When Fortinet acquired parts of IPLocks it was a bit of a bittersweet moment. When I started my career as an analyst, IPLocks was the first vendor client I worked with. I was tasked with covering database security and spent a fair bit of time walking clients through methods of improving their database monitoring; mostly for security in those days, since auditors hadn’t yet invaded the data center. It was all really manual, using things like triggers and stored procedures since native auditing sucked on every platform. After a few months of this I was connected with IPLocks- a small database security vendor with a tool to do exactly what I was trying to figure out how to do manually. They’d been around for a few years, but since everyone at this time thought database security was “encryption”, they bounced around the market more than usual.

Over the next few years I watched as the Database Activity Monitoring market started to take off, with more clients and more vendors jumping into the mix. IPLocks always struggled, but I felt it was more business issues than technology issues. Needless to say, they had some leadership issues at the top.

Since I hired Adrian, their CTO until the sale to Fortinet, it isn’t appropriate for me to comment on the acquisition itself. Rather, I want to talk about what this means to the DAM/ADMP market.
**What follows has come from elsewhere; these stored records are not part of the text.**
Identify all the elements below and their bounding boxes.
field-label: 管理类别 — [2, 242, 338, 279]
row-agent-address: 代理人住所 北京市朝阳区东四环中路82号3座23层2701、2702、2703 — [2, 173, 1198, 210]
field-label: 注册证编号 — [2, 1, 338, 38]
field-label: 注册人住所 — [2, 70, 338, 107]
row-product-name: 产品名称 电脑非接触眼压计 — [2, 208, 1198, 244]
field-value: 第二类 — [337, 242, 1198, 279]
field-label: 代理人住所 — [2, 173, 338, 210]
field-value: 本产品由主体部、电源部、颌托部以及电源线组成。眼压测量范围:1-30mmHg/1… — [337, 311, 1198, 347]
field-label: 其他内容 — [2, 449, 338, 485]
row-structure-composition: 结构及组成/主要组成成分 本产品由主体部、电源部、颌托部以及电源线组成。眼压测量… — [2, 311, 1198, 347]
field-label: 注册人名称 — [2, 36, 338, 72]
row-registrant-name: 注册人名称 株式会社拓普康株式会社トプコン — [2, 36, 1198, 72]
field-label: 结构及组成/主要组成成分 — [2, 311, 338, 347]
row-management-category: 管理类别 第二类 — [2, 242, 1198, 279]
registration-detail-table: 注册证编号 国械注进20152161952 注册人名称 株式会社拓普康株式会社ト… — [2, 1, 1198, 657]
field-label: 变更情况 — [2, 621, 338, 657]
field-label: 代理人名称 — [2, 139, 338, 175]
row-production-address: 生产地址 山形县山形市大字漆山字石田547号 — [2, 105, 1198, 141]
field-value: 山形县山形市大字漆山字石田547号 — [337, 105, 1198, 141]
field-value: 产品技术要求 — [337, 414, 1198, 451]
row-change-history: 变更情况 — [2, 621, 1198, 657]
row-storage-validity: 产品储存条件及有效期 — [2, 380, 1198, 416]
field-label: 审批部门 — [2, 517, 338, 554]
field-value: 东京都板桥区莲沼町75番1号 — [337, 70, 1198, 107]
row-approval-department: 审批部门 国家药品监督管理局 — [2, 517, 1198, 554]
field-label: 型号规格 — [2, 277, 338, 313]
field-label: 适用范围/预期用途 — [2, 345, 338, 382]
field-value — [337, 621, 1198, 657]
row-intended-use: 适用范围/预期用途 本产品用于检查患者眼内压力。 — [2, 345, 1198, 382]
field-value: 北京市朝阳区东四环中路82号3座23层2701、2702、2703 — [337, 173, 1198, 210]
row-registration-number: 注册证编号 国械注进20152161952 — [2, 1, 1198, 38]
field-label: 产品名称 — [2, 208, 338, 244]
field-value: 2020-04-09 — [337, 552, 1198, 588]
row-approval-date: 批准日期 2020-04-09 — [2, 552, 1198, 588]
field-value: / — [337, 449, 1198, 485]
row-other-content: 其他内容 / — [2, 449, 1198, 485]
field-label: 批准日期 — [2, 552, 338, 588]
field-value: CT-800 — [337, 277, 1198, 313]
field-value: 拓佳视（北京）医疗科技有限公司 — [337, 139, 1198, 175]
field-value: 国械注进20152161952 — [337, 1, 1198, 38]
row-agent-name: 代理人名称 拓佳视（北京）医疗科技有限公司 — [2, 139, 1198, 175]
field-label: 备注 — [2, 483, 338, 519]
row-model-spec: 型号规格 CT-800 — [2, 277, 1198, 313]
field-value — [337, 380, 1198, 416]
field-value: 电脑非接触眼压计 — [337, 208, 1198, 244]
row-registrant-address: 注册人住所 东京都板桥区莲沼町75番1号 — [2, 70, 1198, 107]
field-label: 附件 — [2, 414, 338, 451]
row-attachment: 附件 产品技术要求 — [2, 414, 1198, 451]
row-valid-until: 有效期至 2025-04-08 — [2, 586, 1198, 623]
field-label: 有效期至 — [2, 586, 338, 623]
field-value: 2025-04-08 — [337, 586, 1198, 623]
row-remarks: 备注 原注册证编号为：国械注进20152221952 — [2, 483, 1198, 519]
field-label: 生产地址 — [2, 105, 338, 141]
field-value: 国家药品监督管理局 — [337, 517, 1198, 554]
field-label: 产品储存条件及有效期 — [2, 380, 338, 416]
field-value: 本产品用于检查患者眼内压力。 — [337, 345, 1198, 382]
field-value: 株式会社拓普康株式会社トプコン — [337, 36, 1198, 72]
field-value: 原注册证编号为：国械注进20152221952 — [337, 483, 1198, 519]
First up is that according to this press release, Fortinet acquired the vulnerability assessment technology, and is only licensing the activity monitoring technology. As we dig in, this is an important distinction. IPLocks is one of only two companies (the other being Application Security Inc.) with a dedicated database VA product. (Imperva and Guardium have VA capabilities, but not stand-alone commercial products). From that release, it looks like Fortinet has a broad license to use the monitoring technology, but doesn’t own that IP.

Was this a smart acquisition? Maybe- it all depends on what Fortinet wants to do.

On the surface, the Fortinet/IPLocks deal doesn’t make sense. The products are not well aligned, address different business problems, and Fortinet only owns part of the IP, with a license for the rest. But this is also an opportunity for Fortinet to grow their market and align themselves for future security needs. Should they use this as the catalyst to develop an ADMP product line, they will get value out of the acquisition. But if they fail to advance either through further acquisitions or internal development (with significant resources, and assuming their monitoring license allows) they just wasted their money. Sorry guys, now you need a WAF.

In the short term they need to learn the new market they just jumped into and refine/align the product to sell to their existing base. A lot of this will be positioning, sales training, and learning a new buying cycle. Threat management sales folks are generally unsuccessful at selling to the combined buying center focused on database security.

Then they need to build a long term strategy and extend the product into the ADMP space. There is a fair bit in their existing gateway technology base they can leverage as they add additional capabilities, but this is not just another blade on the UTM.

It’s all in their hands. This isn’t a slam dunk, but is definitely a good opportunity if they handle it right.